I spent most of the day moping about the weather and reading an oldish (1899) book about Rome that I’ve used forever but never actually READ. So after a long walk late in the afternoon I watched Strictly Ballroom (1992) . . . after which Netflix suggested Flashdance. Yes, I watched Flashdance (1983). Michael Nouri was so young!
When the crusaders of the Order of St John first built a 35-latrine toilet complex in the medieval city of Acre in the Kingdom of Jerusalem, they could scarcely have considered that researchers would be sifting through its contents 900 years later. Yet the 13th-century latrine soil is providing another chapter in understanding the long history of our relationship with intestinal parasites.
Interesting archaeology – from Medievalists.net.
This interesting article suggests that isolation and cultural dissonance prompted the Vikings to abandon Greenland – not privation, disease, and starvation. Jared Diamond is interesting, but that doesn’t make him always right.

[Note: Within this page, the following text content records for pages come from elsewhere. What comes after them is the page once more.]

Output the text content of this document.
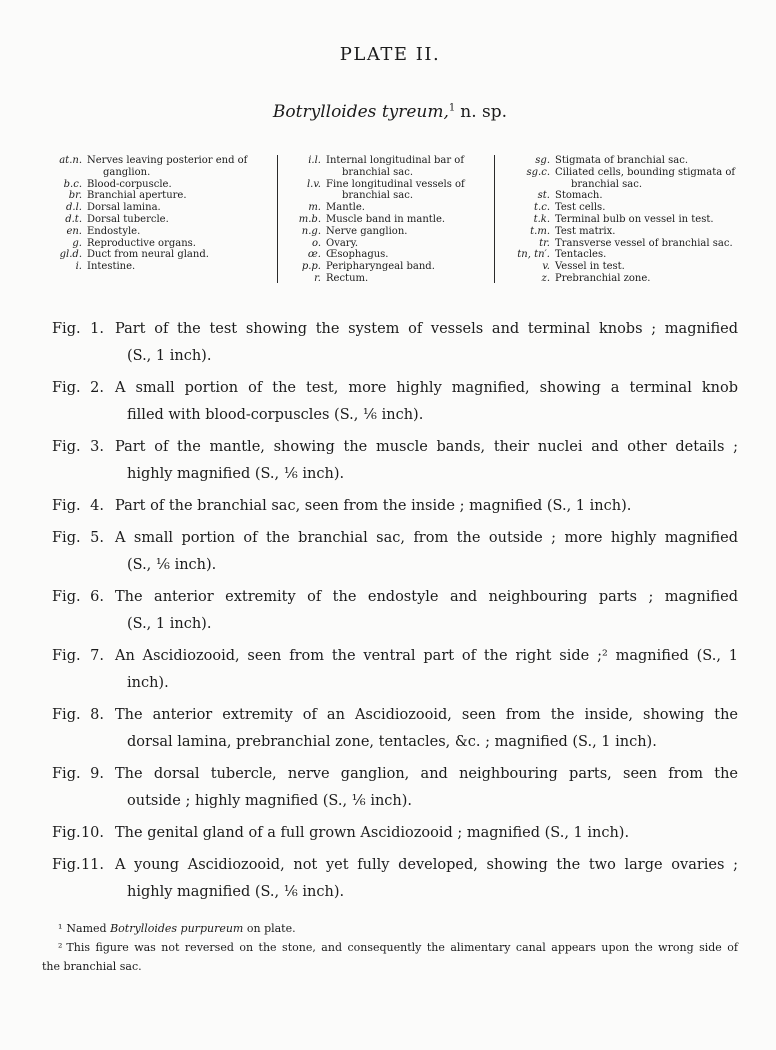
PLATE II.
Botrylloides tyreum,$^1$ n. sp.
at.n. Nerves leaving posterior end of ganglion.
b.c. Blood-corpuscle.
br. Branchial aperture.
d.l. Dorsal lamina.
d.t. Dorsal tubercle.
en. Endostyle.
g. Reproductive organs.
gl.d. Duct from neural gland.
i. Intestine.
i.l. Internal longitudinal bar of branchial sac.
l.v. Fine longitudinal vessels of branchial sac.
m. Mantle.
m.b. Muscle band in mantle.
n.g. Nerve ganglion.
o. Ovary.
œ. Œsophagus.
p.p. Peripharyngeal band.
r. Rectum.
sg. Stigmata of branchial sac.
sg.c. Ciliated cells, bounding stigmata of branchial sac.
st. Stomach.
t.c. Test cells.
t.k. Terminal bulb on vessel in test.
t.m. Test matrix.
tr. Transverse vessel of branchial sac.
tn, tn′. Tentacles.
v. Vessel in test.
z. Prebranchial zone.
Fig. 1. Part of the test showing the system of vessels and terminal knobs ; magnified
(S., 1 inch).
Fig. 2. A small portion of the test, more highly magnified, showing a terminal knob
filled with blood-corpuscles (S., ⅙ inch).
Fig. 3. Part of the mantle, showing the muscle bands, their nuclei and other details ;
highly magnified (S., ⅙ inch).
Fig. 4. Part of the branchial sac, seen from the inside ; magnified (S., 1 inch).
Fig. 5. A small portion of the branchial sac, from the outside ; more highly magnified
(S., ⅙ inch).
Fig. 6. The anterior extremity of the endostyle and neighbouring parts ; magnified
(S., 1 inch).
Fig. 7. An Ascidiozooid, seen from the ventral part of the right side ;² magnified (S., 1
inch).
Fig. 8. The anterior extremity of an Ascidiozooid, seen from the inside, showing the
dorsal lamina, prebranchial zone, tentacles, &c. ; magnified (S., 1 inch).
Fig. 9. The dorsal tubercle, nerve ganglion, and neighbouring parts, seen from the
outside ; highly magnified (S., ⅙ inch).
Fig. 10. The genital gland of a full grown Ascidiozooid ; magnified (S., 1 inch).
Fig. 11. A young Ascidiozooid, not yet fully developed, showing the two large ovaries ;
highly magnified (S., ⅙ inch).
¹ Named Botrylloides purpureum on plate.
² This figure was not reversed on the stone, and consequently the alimentary canal appears upon the wrong side of
the branchial sac.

The article points out that archaeological analyses of skeletons of both man and beast show interesting things – there was not a lot of disease – no more than in Iceland. The Vikings made a swift transition to eating seals. They didn’t try very hard to preserve their herd animals.
So how old is cheese? I never cease to be thrilled by what we have learned to do – archaeologists have analyzed the lipids trapped in ceramic sieves to figure out that farmers were processing milk into cheese in what is now Poland 7000 years ago! As a dedicated cheese and yogurt eater, I’m grateful for the lactose mutation.

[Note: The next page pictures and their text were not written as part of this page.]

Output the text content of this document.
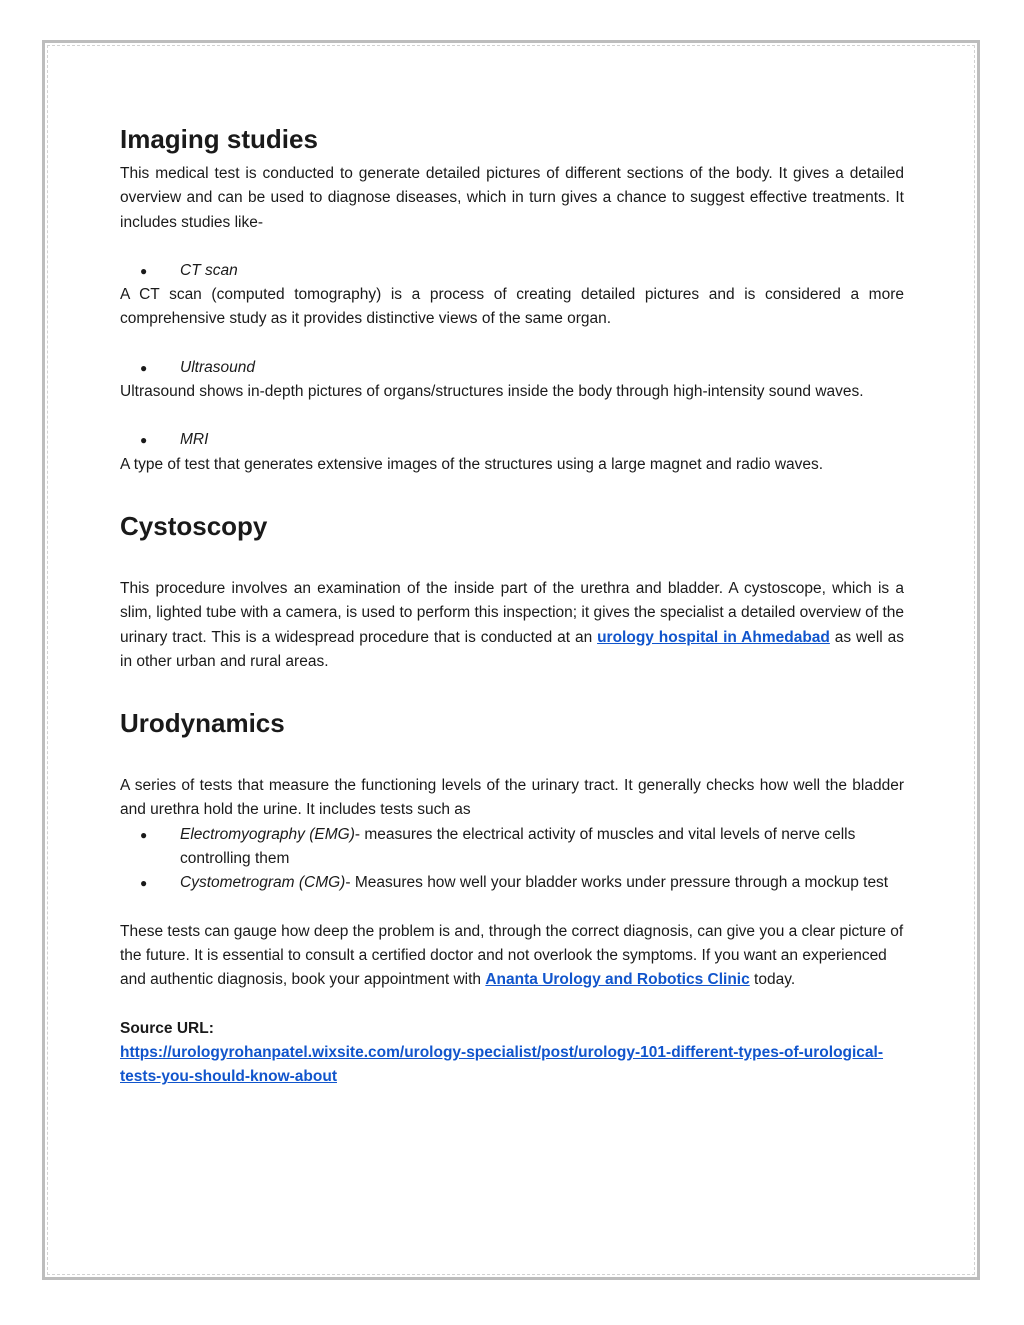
Imaging studies

This medical test is conducted to generate detailed pictures of different sections of the body. It gives a detailed overview and can be used to diagnose diseases, which in turn gives a chance to suggest effective treatments. It includes studies like-

● CT scan

A CT scan (computed tomography) is a process of creating detailed pictures and is considered a more comprehensive study as it provides distinctive views of the same organ.

● Ultrasound

Ultrasound shows in-depth pictures of organs/structures inside the body through high-intensity sound waves.

● MRI

A type of test that generates extensive images of the structures using a large magnet and radio waves.

Cystoscopy

This procedure involves an examination of the inside part of the urethra and bladder. A cystoscope, which is a slim, lighted tube with a camera, is used to perform this inspection; it gives the specialist a detailed overview of the urinary tract. This is a widespread procedure that is conducted at an urology hospital in Ahmedabad as well as in other urban and rural areas.

Urodynamics

A series of tests that measure the functioning levels of the urinary tract. It generally checks how well the bladder and urethra hold the urine. It includes tests such as

● Electromyography (EMG)- measures the electrical activity of muscles and vital levels of nerve cells controlling them
● Cystometrogram (CMG)- Measures how well your bladder works under pressure through a mockup test

These tests can gauge how deep the problem is and, through the correct diagnosis, can give you a clear picture of the future. It is essential to consult a certified doctor and not overlook the symptoms. If you want an experienced and authentic diagnosis, book your appointment with Ananta Urology and Robotics Clinic today.

Source URL:
https://urologyrohanpatel.wixsite.com/urology-specialist/post/urology-101-different-types-of-urological-tests-you-should-know-about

Look what a 4 year old can find with a metal detector – if he lives in Essex: Christmas-themed medieval stuff, now on display at the British Museum.
And guess who will be teaching in Rome Spring of 2014?
By the way, read the whole article. Skylights are ALWAYS a problem. Always. If an architect suggests skylights, fire him. If you’ve always wanted skylights, you’re wrong.
A previously unknown Constantinian basilica has recently been excavated in Sofia, Bulgaria. No meaningful photos at link. If I hadn’t already made and distributed the take-home final I would turn this into a question for Arth 270: Art and Architecture of the First Christian Millennium. Something like:
The deputy mayor would like the discovery of this substantial basilica to mean that Serdica (Roman Sofia, Bulgaria) was in the running with Byzantion to be Constantine’s Nova Roma. Examining our list of the buildings Constantine did build while turning Byzantion into Constantinopolis (and don’t forget the walls!), evaluate this claim.
Oh well, lucky them!
This is encouraging. The Dallas Museum of Art is returning looted art to Turkey even before the Turkish government asked for it (click and see – there’s an ok photograph of the mosaic in question). Compare that to the Met, which is still stonewalling. In exchange, Dallas hopes to get some good loan materials. I hadn’t noticed that Max Anderson is now the director at Dallas – his first director position was at Emory’s Carlos Museum.
When Pompeii shows up in my news feed the pictures are almost never good.
Last week I was talking to the colleagues who are leading the Rome program this spring about Herculaneum vs. Pompeii. This kind of mess is part of what helped me decide to take the 2011 crew to Herculaneum. Pompeii is too big to take care of properly.
New finds under the Temple of Anubis in Saqqara. Sorry that it’s video – you can click for the transcript. The ancient Egyptians may have been sacrificing and mummifying new born puppies, too.
Nice aerial photo of a big feasting hall excavated in Kent – and a tease that, like at Yeavering in Northumbria, there may be more buildings in a complex.
I know that I sometimes complain because people in England with metal detectors find such interesting stuff.
Can’t complain about this American find.
Quiet recluse turns out to be rich. Based on the weight of the gold, $7 million rich. But lots of the pieces are old, so the value may go up.
In 1898 a steamship was scrapped by intentional explosion in the middle of Seneca Lake — that I had read about. But I had never read the Remember the Maine! connection! That is all kinds of coolness. Someone has just found its remains off Kashong Point, not far south of Geneva.
Kennard said the Onondaga was one of the largest steamships operating anywhere in the United States during the Civil War, when it was used to transport Union troops down the lake to Watkins Glen on their way to Elmira and points south.
The ship was taken out of service in 1895, Kennard said, and when it was decided three years later to scrap it, someone had the idea to emulate the destruction of the USS Maine, the battleship that blew up in Havana’s harbor under mysterious circumstances earlier in 1898 and inflamed public sentiment against Spain during the Spanish-American War.
One of those historical interests that comes for me out of growing up in Chattanooga is the De Soto expedition of 1539-43 — according to some versions, they wandered through the Chattanooga area (though they might have passed over to the east a bit). Archaeologists in Florida have found what they are pretty sure is a stopping place – and a Spanish mission built about 50 years later across a creek.
Interesting story about Sliasthorp, the Viking town from which the Danewerk was probably planned and built. There’s an interesting section at the bottom of the main article about how the archaeologist identified the site.
Once again, archaeology undermines the doubts of historians.